Gmail Security Checklist

The safety conscious folks at Google have a new page that explains how to check your account to ensure your privacy level is adequate.

It is here: http://mail.google.com/support/bin/static.py?page=checklist.cs&tab=29488

Even if you think you are covered give this checklist a glance - you may well be surprised.

Posted by Matthew Carrick at 10:21.40 AM EDT | Permanent Link

| Categories: Online Apps, Privacy Issues

Tuesday, September 28, 2010

New Hotmail Account Recovery Tools

Microsoft has introduced two new features for use when you need to regain control of your Hotmail account(s). Good job, Bill!

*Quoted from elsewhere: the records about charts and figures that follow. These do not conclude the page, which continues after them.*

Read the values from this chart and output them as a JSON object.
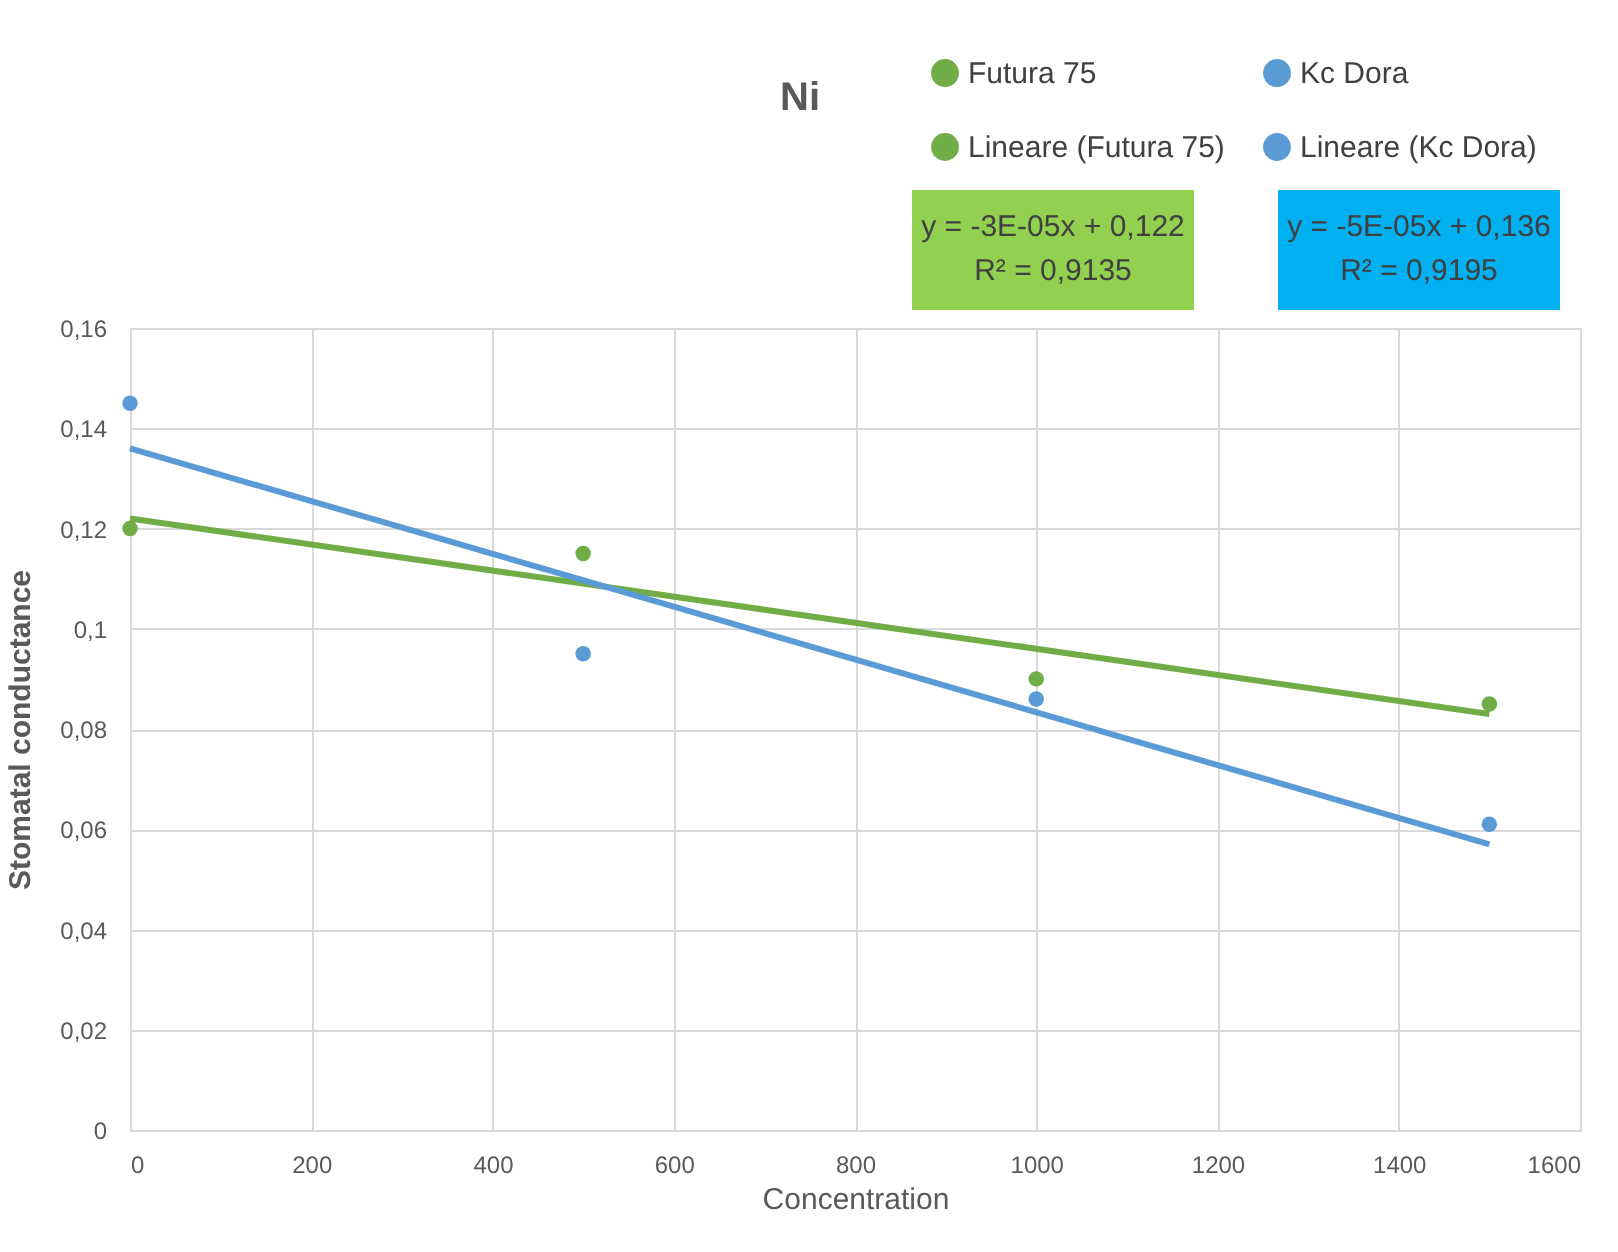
{
  "chart_data": {
    "type": "scatter",
    "title": "Ni",
    "xlabel": "Concentration",
    "ylabel": "Stomatal conductance",
    "series": [
      {
        "name": "Futura 75",
        "marker": "circle",
        "color": "#70ad47",
        "x": [
          0,
          500,
          1000,
          1500
        ],
        "values": [
          0.12,
          0.115,
          0.09,
          0.085
        ]
      },
      {
        "name": "Kc Dora",
        "marker": "circle",
        "color": "#5b9bd5",
        "x": [
          0,
          500,
          1000,
          1500
        ],
        "values": [
          0.145,
          0.095,
          0.086,
          0.061
        ]
      },
      {
        "name": "Lineare (Futura 75)",
        "type": "line",
        "marker": "none",
        "color": "#70ad47",
        "x": [
          0,
          1500
        ],
        "values": [
          0.122,
          0.083
        ]
      },
      {
        "name": "Lineare (Kc Dora)",
        "type": "line",
        "marker": "none",
        "color": "#5b9bd5",
        "x": [
          0,
          1500
        ],
        "values": [
          0.136,
          0.057
        ]
      }
    ],
    "annotations": [
      "y = -3E-05x + 0,122",
      "R² = 0,9135",
      "y = -5E-05x + 0,136",
      "R² = 0,9195"
    ],
    "xlim": [
      0,
      1600
    ],
    "xticks": [
      0,
      200,
      400,
      600,
      800,
      1000,
      1200,
      1400,
      1600
    ],
    "ylim": [
      0,
      0.16
    ],
    "yticks": [
      0,
      {
        "value": 0.02,
        "label": "0,02"
      },
      {
        "value": 0.04,
        "label": "0,04"
      },
      {
        "value": 0.06,
        "label": "0,06"
      },
      {
        "value": 0.08,
        "label": "0,08"
      },
      {
        "value": 0.1,
        "label": "0,1"
      },
      {
        "value": 0.12,
        "label": "0,12"
      },
      {
        "value": 0.14,
        "label": "0,14"
      },
      {
        "value": 0.16,
        "label": "0,16"
      }
    ],
    "grid": true,
    "legend": "top right",
    "line_style": "solid"
  }
}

First, “Trusted PC” links your Hotmail account with one or more of your physical PC's. Should you need to recover your cracked account it can be done by using one of these machines.

Second, Hotmail will send a secret code via SMS to your cell phone that can be used to reset the password of your cracked account.

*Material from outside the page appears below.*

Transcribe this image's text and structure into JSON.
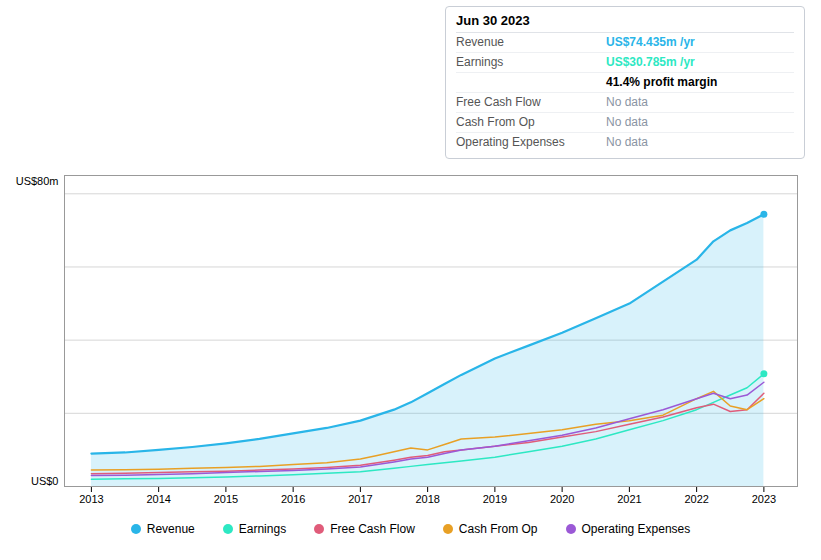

So, if you still use Hotmail login to your account(s) and ensure it has all the details required to allow you to recover your account in the future because you know it wil happen.

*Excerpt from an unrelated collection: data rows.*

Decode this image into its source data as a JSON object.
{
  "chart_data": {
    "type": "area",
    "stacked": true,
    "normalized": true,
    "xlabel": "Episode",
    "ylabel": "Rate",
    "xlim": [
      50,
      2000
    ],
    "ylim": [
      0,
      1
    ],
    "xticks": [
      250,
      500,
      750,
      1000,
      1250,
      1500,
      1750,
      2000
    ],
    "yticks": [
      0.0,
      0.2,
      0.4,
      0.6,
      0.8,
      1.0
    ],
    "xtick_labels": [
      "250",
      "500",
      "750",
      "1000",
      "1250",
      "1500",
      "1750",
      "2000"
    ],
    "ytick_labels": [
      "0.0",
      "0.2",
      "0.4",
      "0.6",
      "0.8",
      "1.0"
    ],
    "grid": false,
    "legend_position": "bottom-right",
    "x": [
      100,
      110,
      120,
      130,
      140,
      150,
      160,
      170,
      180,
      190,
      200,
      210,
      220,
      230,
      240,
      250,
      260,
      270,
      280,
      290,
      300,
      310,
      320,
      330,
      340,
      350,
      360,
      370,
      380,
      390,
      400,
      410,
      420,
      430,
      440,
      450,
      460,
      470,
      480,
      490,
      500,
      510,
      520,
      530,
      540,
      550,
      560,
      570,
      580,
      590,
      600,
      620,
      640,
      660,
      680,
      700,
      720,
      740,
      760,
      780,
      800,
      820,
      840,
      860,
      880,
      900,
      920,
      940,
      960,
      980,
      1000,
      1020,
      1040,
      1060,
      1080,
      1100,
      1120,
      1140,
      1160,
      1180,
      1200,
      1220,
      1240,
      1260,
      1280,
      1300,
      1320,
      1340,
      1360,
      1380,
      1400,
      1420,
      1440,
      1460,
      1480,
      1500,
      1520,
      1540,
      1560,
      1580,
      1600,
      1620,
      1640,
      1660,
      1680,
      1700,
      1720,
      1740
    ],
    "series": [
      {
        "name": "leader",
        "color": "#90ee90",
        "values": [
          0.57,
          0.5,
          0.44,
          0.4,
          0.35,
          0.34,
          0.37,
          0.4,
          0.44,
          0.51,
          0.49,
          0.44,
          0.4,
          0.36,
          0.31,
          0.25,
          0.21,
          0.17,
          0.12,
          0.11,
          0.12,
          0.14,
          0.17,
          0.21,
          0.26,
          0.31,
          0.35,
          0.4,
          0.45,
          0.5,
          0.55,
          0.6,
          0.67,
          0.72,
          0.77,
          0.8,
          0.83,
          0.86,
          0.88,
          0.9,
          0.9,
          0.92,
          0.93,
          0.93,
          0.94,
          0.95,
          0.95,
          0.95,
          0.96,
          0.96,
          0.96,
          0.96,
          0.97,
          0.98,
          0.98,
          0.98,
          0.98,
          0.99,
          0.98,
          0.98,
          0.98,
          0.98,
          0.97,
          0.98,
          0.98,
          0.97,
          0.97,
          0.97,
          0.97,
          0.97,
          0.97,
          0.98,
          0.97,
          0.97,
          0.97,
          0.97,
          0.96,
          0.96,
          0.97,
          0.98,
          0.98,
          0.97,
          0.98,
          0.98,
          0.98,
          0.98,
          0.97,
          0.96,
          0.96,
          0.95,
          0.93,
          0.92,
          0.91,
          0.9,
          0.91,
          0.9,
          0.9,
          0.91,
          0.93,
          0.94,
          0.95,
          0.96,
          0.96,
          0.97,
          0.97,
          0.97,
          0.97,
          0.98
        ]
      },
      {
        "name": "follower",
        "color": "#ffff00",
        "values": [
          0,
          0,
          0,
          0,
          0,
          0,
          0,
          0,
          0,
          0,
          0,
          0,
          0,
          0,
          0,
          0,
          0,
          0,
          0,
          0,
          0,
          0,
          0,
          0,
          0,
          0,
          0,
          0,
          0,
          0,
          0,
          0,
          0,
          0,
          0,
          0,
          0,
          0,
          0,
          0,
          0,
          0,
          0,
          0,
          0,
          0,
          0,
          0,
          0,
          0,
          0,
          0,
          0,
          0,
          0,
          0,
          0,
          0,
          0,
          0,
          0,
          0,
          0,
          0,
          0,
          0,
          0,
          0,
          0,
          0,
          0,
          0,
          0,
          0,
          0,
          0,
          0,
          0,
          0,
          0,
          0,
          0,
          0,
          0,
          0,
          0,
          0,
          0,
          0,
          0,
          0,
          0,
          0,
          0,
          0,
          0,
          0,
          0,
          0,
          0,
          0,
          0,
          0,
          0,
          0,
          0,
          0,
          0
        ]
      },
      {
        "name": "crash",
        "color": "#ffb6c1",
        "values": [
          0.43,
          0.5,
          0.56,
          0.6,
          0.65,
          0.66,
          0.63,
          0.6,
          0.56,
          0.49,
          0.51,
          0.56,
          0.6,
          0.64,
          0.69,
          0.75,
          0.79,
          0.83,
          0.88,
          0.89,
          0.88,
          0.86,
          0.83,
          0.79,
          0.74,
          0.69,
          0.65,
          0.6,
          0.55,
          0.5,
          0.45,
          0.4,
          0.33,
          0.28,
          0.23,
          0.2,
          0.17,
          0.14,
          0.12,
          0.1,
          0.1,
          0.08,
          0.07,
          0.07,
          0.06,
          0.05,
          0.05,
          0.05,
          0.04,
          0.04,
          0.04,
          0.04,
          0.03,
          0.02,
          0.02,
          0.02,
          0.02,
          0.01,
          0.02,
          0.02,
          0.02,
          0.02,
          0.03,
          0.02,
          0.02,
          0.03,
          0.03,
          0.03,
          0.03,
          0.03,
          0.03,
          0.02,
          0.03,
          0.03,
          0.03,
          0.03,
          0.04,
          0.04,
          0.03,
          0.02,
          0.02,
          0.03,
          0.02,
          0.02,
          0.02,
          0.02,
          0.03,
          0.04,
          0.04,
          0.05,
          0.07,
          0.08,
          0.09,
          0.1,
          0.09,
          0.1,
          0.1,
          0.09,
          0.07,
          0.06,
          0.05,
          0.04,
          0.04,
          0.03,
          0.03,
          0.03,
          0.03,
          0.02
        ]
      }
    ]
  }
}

Posted by Matthew Carrick at 12:30.25 PM EDT | Permanent Link

| Categories: Headlines, Mobile, Online Apps, Privacy Issues

Monday, July 05, 2010

Critical Microsoft Fixit

Bill has announced that an unpatched critical security hole in Windows XP operating systems is a genuine threat. A temporary patch using Microsoft Fix it is available here - after the .msi file downloads double-click it and the install is self-explanatory. Users who apply this patch will not need to uninstall it before applying the official patch when it becomes available towards the middle of July.

Sunday, May 23, 2010

Facebook Privacy Widget

This is a lovely Firefox Add-on that attempts to check and then offer to fix all your rogue Facebook settings. Krebs on Security reports on a study that found most of the Firefox crashes were do to crappy Facebook applications :(
Posted by Matthew Carrick at 10:35.59 PM EDT | Permanent Link

| Categories: Firefox Extensions, Online Apps, Privacy Issues

Friday, May 07, 2010

Facebook IP Leak

It appears emails sent from facebook contain enough info that it is possible to geo-locate a sender The details are here.
Posted by Matthew Carrick at 9:01.44 PM EDT | Permanent Link

| Categories: Online Apps, Privacy Issues

Thursday, May 06, 2010

Facebook f**k up

Oops. Facebook's new Open Graph API is leaking sez PC World. It's security breaches such as these that will cause problems because of the interrelationship between so many disparate applications and the general mass of users who never check settings. If people don't start taking security seriously before a problem develops the cost and effort to fix the problem could be very high indeed.